Okay. Maybe not totally. But when she finally got back to the spectator side of the field and I was like “The pumpkin was you, wasn’t it?” she thought it over and said, “Well. I guess, a little.”
Story goes that she had been chatting with Sir Giles, regretted that we now had no use for the lonely pumpkin decorating the front of the field, he said he’d throw it, and the plan was hatched. So while all of us watched the action, Fleur returned to the very front of the field, before our eyes, stole a full-size jack-o-lantern pumpkin with a little face scribbled on in Sharpie, and smuggled it away by hiding it with her hoop skirt.
And then had to consider when I asked her about it if she really was the force of chaos behind it all.
And that, I reminded Gandalf & Co., was why you always stay for the last joust of the day. Because when faire people get tired, wonderful, weird things happen.
So…yeah. That’s Dragonfest 2021, everyone. And just to show the achievement levels of procrastination I’ve unlocked, the season is technically starting up for me again because I’m going to see my steel fighting buddies today. I have waited through all the snowy weather to finish posting about my adventures. Cower before my procrastination grandeur.
But really, I’m just super tired. It’s after midnight as I’m posting, again.

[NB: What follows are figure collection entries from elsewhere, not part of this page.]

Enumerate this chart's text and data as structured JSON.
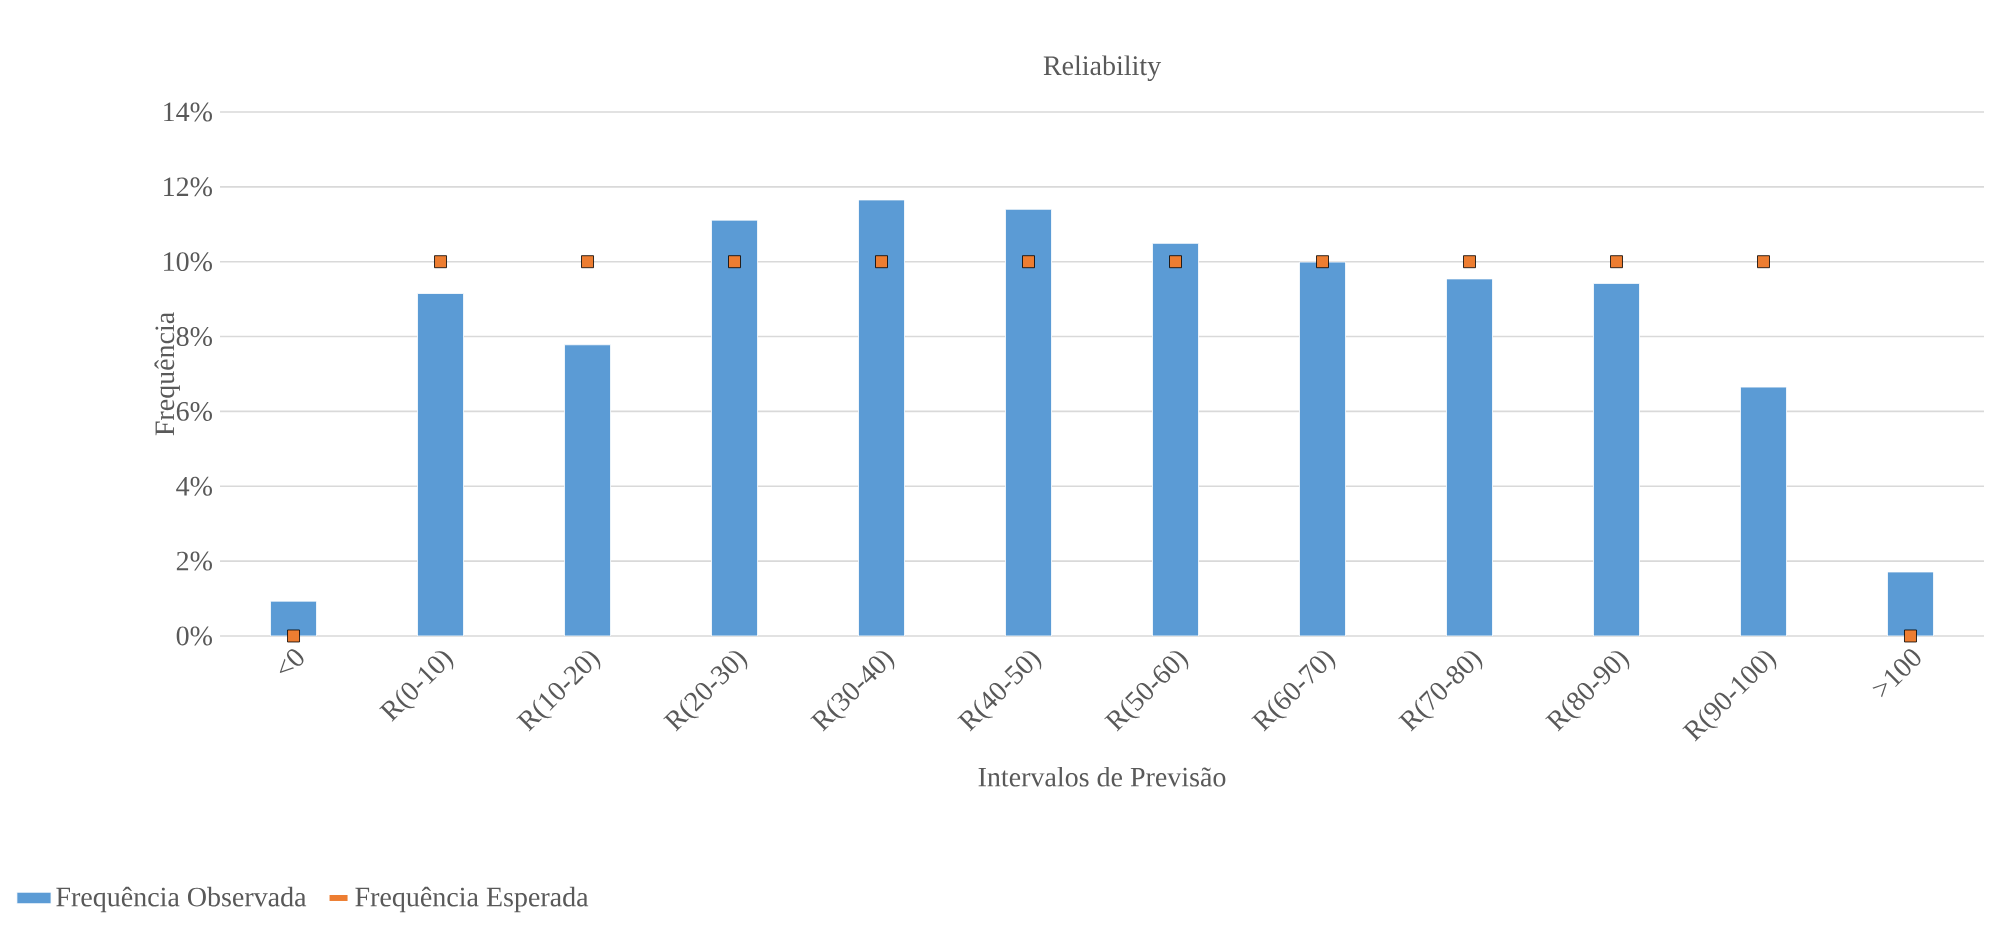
{
  "chart_data": {
    "type": "bar",
    "title": "Reliability",
    "xlabel": "Intervalos de Previsão",
    "ylabel": "Frequência",
    "categories": [
      "<0",
      "R(0-10)",
      "R(10-20)",
      "R(20-30)",
      "R(30-40)",
      "R(40-50)",
      "R(50-60)",
      "R(60-70)",
      "R(70-80)",
      "R(80-90)",
      "R(90-100)",
      ">100"
    ],
    "series": [
      {
        "name": "Frequência Observada",
        "color": "#5b9bd5",
        "values": [
          0.93,
          9.15,
          7.78,
          11.11,
          11.65,
          11.4,
          10.49,
          9.99,
          9.54,
          9.42,
          6.65,
          1.71
        ]
      },
      {
        "name": "Frequência Esperada",
        "type": "scatter",
        "color": "#ed7d31",
        "values": [
          0,
          10,
          10,
          10,
          10,
          10,
          10,
          10,
          10,
          10,
          10,
          0
        ]
      }
    ],
    "ylim": [
      0,
      14
    ],
    "yticks": [
      {
        "value": 0,
        "label": "0%"
      },
      {
        "value": 2,
        "label": "2%"
      },
      {
        "value": 4,
        "label": "4%"
      },
      {
        "value": 6,
        "label": "6%"
      },
      {
        "value": 8,
        "label": "8%"
      },
      {
        "value": 10,
        "label": "10%"
      },
      {
        "value": 12,
        "label": "12%"
      },
      {
        "value": 14,
        "label": "14%"
      }
    ],
    "grid": "y",
    "legend": "bottom"
  }
}
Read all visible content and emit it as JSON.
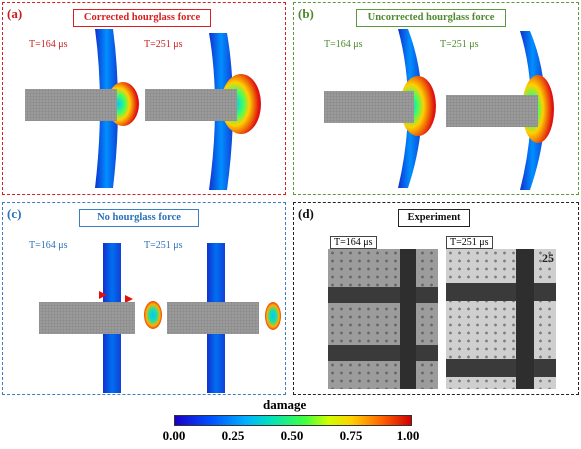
{
  "panels": [
    {
      "letter": "(a)",
      "title": "Corrected hourglass force",
      "times": [
        "T=164 μs",
        "T=251 μs"
      ],
      "title_color": "#d62020",
      "label_color": "#c81e1e"
    },
    {
      "letter": "(b)",
      "title": "Uncorrected hourglass force",
      "times": [
        "T=164 μs",
        "T=251 μs"
      ],
      "title_color": "#4f8a2e",
      "label_color": "#4a8a2a"
    },
    {
      "letter": "(c)",
      "title": "No hourglass force",
      "times": [
        "T=164 μs",
        "T=251 μs"
      ],
      "title_color": "#2a72b8",
      "label_color": "#2a72b8"
    },
    {
      "letter": "(d)",
      "title": "Experiment",
      "times": [
        "T=164 μs",
        "T=251 μs"
      ],
      "title_color": "#111111",
      "label_color": "#111111"
    }
  ],
  "experiment": {
    "corner_text": "25"
  },
  "colorbar": {
    "title": "damage",
    "ticks": [
      "0.00",
      "0.25",
      "0.50",
      "0.75",
      "1.00"
    ]
  }
}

So for the sake of my health and sanity, thank you for waiting (I mean, as if you had a choice) and for putting up with my poor quality photos of the faire trinkets (because my camera isn’t great but I really wanted to include pictures of the Coin of the Realm) and most of all for reading this ginormous 3,500-word post.
I’ll have more adventures on the way soon. And who knows! Maybe I’ll even be really daring and get back to blogging about books.